1. The Good Speechless
I follow the blogs and tweets of several literary agents and writers. I’m utterly dumbfounded by the generosity of some to help up-and-coming writers. AuthoressAnon, a writer trying to get published herself, actually hosts contests where agents agree to critique other writers’ work. Yeah, that’s right. Everyone’s work but her own. I recently got accepted into one of the contests called the Baker’s Dozen Agent Auction. On December 4, a snippet of my book will be posted with those of 39 other writers. Thirteen agents (and the public) will then give feedback on said snippets. Priceless!

Then, earlier in the week the Knight Literary Agency hosted a similar contest in hopes of finding a new client by Christmas. More than 180 writers sent in three pages of their manuscripts. Deidre Knight and her fellow agents chose 50 writers to send in three chapters. Later, the field will be whittled down until they find an author worth representing. I didn’t make the cut but I’m heartened to see busy publishing professionals adding extra work to their schedules just to offer another opportunity for writers to get a leg in the door.

2. The Bad Speechless
In both these contests (and on Twitter) I read of instances of disgruntled writers acting out, sending negative rebuttals and insults when rejected. Not only is this rude, it’s dumb. So dumb. The publishing industry is small and word spreads fast. Rejection is part of publishing. Move on and improve your work.
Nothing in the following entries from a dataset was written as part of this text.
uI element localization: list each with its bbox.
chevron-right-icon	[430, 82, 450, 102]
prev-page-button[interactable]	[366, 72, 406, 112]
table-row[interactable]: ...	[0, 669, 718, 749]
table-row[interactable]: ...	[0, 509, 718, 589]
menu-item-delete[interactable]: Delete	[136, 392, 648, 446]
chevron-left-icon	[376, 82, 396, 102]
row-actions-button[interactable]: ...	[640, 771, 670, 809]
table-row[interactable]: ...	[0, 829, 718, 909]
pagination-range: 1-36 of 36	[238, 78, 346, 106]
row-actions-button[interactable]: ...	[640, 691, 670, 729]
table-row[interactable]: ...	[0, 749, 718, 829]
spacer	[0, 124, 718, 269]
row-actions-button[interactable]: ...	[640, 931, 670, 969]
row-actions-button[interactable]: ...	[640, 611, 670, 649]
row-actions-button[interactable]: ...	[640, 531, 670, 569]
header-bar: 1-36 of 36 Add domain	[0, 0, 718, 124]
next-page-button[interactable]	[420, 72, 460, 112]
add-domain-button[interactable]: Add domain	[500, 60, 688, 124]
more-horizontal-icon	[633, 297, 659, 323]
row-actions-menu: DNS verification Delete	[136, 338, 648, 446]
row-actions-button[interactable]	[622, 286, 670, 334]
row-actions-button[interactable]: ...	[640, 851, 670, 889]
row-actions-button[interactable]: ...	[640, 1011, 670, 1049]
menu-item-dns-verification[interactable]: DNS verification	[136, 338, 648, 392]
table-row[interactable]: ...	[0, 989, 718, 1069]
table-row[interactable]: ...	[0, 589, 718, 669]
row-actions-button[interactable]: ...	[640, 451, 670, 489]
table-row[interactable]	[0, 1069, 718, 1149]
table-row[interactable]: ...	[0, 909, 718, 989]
Since most of my blog readers are NOT writers, here are my general thoughts on 1 and 2 above.
  • Everywhere and everyday, people do thoughtful, selfless things. We only have take notice – and hopefully say thank you. Maybe we might try being selfless!
  • We all tend to take things too personally: not getting asked on a second date, getting a grumpy sales person, having our food order come out incorrect. The list goes on and on. Let’s take some advice from the Four Agreements: don’t take things personally, be impeccable with your word, don’t make assumptions, and always do your best. The world is a happier place for all of us when we take this advice.